Israel has sent Russia 500 million predatory insects as part of its assistance in developing an independent Russian agriculture.
Following the European boycott on Russian produce as a result of the Russian invasion of Crimea, Russian agriculture was abruptly cut off from its traditional economic base, and so the state is investing great efforts in developing and sustaining the local agriculture — which is where Israel’s superior agricultural know-how comes into the picture. Israeli companies are now working to construct hothouses for Russian farmers, and consult them on utilizing innovative methods, including using natural, non-toxic methods to get rid of pests.
BioBee Biological Systems, in Kibbutz Sde Eliyahu, just south of Beit She’an in northern Israel, is a unique company which breeds and implements beneficial insects and mites (swirskii, phytoseiulus persimilis) for agricultural purposes. These have proven priceless in pest control in tomatoes, cucumbers and roses.
BioBee also sent Russian farmers its home-grown bumblebees for pollination, without which there is no horticulture.
Part of the collaboration involves experiments being carried out by BioBee in using bumblebees to pollinate cherry orchards in Crimea. The company expects that should the trials prove a success this would open new markets for Israel in pollinating cherry trees around the world.

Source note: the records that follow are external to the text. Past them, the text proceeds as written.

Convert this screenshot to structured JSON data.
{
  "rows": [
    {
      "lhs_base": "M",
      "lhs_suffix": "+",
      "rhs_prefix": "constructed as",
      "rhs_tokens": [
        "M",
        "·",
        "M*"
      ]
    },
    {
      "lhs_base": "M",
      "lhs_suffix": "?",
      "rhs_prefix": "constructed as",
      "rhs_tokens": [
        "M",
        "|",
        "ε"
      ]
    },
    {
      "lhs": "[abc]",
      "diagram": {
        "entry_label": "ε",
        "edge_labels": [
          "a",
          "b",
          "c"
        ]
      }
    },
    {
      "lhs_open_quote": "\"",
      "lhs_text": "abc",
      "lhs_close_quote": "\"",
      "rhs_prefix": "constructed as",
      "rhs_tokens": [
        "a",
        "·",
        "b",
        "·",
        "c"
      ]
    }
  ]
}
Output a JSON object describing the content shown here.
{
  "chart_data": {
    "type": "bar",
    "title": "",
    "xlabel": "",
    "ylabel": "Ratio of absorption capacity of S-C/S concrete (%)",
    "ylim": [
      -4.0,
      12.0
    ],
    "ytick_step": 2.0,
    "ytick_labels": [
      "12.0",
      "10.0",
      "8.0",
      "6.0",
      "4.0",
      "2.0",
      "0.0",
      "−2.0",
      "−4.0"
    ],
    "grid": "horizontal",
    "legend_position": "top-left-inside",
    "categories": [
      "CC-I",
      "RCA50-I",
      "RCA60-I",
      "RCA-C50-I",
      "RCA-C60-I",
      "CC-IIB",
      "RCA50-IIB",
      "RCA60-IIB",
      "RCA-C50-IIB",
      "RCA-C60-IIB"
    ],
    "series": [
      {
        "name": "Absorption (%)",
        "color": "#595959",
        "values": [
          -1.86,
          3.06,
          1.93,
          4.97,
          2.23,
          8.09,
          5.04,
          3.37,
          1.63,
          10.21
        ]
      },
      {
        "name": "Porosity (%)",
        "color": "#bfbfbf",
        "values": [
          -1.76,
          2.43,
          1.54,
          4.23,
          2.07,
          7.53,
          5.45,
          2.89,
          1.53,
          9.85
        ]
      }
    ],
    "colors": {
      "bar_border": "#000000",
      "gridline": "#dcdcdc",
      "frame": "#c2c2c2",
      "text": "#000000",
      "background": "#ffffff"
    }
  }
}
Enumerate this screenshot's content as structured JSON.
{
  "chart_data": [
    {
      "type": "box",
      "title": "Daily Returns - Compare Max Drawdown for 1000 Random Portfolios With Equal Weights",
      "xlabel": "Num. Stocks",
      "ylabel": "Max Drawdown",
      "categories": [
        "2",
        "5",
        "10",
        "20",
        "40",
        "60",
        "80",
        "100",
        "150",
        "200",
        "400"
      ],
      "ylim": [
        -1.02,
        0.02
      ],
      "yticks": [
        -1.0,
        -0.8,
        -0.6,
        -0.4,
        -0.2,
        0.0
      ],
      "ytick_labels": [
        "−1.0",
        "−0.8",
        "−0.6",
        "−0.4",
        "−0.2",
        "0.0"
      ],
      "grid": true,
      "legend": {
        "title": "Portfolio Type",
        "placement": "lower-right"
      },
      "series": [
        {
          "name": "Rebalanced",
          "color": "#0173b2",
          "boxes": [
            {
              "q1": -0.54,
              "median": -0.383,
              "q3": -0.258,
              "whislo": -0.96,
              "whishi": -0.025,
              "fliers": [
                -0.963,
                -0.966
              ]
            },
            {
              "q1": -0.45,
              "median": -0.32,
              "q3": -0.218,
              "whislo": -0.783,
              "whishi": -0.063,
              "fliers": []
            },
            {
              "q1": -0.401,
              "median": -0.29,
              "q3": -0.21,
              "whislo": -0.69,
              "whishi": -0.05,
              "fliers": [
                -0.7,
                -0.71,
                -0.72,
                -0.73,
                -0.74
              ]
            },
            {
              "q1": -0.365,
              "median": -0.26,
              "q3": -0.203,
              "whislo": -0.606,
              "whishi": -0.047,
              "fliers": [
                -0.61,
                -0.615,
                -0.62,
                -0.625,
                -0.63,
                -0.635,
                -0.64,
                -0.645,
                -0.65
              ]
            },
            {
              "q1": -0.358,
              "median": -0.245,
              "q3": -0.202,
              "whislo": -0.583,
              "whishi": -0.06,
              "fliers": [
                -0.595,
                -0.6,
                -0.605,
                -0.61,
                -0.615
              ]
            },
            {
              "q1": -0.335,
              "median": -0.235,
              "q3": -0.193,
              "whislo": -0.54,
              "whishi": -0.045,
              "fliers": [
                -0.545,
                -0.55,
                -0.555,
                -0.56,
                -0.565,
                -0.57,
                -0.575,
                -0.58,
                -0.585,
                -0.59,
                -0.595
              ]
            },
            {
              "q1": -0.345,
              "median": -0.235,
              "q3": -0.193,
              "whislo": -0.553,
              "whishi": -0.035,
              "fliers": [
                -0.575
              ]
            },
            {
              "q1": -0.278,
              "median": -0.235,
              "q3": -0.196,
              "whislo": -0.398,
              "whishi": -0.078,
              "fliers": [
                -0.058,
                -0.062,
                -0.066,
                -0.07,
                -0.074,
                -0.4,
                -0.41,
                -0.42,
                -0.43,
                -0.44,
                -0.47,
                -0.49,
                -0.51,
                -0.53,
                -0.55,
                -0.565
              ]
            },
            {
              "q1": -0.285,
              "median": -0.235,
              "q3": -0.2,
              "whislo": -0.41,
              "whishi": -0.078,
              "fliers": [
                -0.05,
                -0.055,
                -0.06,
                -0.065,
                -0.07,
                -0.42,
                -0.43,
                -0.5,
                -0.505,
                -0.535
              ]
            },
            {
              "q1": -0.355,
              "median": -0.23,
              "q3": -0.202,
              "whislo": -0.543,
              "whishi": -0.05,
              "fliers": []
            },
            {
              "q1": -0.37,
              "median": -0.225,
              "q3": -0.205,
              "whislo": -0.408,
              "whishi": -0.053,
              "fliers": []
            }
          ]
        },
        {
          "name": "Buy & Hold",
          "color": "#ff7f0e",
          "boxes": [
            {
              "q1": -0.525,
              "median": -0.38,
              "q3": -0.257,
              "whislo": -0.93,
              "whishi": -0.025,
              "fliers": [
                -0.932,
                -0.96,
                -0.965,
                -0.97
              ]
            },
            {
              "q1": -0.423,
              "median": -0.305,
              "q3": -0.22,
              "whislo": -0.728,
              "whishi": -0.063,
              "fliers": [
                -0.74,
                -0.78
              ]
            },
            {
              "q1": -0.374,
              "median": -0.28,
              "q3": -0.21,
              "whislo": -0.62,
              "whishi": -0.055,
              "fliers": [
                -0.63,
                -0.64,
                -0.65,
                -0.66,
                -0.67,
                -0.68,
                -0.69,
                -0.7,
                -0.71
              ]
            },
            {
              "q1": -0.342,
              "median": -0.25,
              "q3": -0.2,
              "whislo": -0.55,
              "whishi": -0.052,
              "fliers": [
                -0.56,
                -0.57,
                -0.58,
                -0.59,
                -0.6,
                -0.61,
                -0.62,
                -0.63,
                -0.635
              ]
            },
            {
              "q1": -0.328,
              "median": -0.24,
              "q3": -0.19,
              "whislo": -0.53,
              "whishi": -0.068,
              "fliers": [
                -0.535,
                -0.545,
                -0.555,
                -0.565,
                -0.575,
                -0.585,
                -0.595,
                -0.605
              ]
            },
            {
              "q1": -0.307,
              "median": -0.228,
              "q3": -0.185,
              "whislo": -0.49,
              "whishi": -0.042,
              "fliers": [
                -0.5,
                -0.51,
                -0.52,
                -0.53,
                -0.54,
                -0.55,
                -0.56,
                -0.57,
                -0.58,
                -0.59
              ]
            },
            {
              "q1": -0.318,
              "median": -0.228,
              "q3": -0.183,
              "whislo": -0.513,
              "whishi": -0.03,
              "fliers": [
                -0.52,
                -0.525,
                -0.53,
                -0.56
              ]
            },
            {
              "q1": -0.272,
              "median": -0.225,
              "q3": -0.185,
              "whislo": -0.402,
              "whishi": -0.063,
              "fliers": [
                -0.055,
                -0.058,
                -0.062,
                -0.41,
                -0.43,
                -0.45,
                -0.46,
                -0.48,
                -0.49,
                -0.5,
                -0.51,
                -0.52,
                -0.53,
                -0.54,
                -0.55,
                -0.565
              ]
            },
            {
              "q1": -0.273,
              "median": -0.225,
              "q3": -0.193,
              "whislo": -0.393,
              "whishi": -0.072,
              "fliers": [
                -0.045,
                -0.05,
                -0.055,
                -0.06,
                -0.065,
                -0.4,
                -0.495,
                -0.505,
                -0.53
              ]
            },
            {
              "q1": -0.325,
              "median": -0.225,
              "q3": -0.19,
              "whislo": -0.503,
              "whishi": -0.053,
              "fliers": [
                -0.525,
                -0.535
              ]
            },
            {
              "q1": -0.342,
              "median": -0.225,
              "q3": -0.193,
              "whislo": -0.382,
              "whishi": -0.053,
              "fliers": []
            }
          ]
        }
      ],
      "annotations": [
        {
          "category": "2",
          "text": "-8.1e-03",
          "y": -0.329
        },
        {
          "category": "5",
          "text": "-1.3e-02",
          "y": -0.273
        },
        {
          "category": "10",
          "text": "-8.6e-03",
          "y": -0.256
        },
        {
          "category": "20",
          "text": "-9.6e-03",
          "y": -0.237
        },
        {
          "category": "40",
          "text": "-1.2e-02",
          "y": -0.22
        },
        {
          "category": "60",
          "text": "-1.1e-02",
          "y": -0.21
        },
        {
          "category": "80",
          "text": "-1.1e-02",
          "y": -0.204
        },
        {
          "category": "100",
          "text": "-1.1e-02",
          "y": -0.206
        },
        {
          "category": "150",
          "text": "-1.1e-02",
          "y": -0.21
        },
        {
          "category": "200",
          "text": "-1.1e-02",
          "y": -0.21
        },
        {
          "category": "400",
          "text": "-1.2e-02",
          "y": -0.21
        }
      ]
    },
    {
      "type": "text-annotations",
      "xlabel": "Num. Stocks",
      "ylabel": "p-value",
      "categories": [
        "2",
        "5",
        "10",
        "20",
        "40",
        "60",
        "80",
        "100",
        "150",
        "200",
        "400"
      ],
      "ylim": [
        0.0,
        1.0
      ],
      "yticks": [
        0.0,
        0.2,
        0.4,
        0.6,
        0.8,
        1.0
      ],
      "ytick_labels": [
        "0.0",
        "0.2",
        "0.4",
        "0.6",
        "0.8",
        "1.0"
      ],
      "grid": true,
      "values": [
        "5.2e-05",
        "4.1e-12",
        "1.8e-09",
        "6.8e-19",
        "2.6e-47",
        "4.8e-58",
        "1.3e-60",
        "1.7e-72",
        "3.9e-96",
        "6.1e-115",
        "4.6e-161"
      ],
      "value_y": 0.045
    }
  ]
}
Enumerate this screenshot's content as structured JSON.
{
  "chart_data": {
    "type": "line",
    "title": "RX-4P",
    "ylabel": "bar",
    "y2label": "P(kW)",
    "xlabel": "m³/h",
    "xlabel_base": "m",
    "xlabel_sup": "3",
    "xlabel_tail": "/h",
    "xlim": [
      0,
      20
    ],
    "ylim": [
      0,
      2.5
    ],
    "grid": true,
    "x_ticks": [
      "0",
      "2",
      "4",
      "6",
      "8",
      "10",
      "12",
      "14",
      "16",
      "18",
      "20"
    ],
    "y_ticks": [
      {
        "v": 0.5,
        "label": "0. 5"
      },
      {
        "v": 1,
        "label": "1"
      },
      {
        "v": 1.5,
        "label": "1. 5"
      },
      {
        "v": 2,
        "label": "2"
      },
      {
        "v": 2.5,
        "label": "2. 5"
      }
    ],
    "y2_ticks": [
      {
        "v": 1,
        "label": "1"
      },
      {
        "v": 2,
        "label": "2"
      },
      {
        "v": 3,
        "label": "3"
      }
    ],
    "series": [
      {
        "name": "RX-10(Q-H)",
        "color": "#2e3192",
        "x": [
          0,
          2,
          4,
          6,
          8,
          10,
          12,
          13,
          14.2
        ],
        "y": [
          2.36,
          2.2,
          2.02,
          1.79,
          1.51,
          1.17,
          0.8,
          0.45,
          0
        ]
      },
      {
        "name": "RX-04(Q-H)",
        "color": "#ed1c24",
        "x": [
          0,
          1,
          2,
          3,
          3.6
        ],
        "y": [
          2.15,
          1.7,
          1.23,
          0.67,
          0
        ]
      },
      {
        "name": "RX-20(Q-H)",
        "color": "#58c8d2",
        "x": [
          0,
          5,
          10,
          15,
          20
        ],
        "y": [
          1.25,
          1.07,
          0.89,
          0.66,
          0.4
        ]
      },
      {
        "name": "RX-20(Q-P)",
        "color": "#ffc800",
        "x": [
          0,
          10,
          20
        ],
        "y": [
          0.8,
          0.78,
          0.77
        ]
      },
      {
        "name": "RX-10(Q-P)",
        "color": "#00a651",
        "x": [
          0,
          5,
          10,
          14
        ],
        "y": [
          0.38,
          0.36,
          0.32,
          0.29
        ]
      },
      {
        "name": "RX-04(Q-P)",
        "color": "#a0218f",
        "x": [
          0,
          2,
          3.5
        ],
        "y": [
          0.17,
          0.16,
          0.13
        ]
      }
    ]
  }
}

Crop pollination by insects has been estimated at $14.6 billion to the US economy, for instance, but bee diversity has declined considerably in the US and Europe, with many species disappearing from much of their former range, and some species going extinct. The UK alone has lost three species of native bumblebee, and six more are listed as endangered. Four bumblebee species have gone extinct from Europe, and similar declines are seen in China.
Chinese agricultural publications have described falling and increasingly unpredictable yields of insect-pollinated crops, particularly in the areas with the most intensive farming. Where crops are grown in vast fields, there are not enough insects to go around. And where insecticides are sprayed frequently, those vital little pollinators cannot survive.
Israeli innovation offers a viable solution to a major problem plaguing world agriculture, combining non-toxic pest control in a growing number of crops, with a complementary plan to revitalize the bumblebee hives around the world.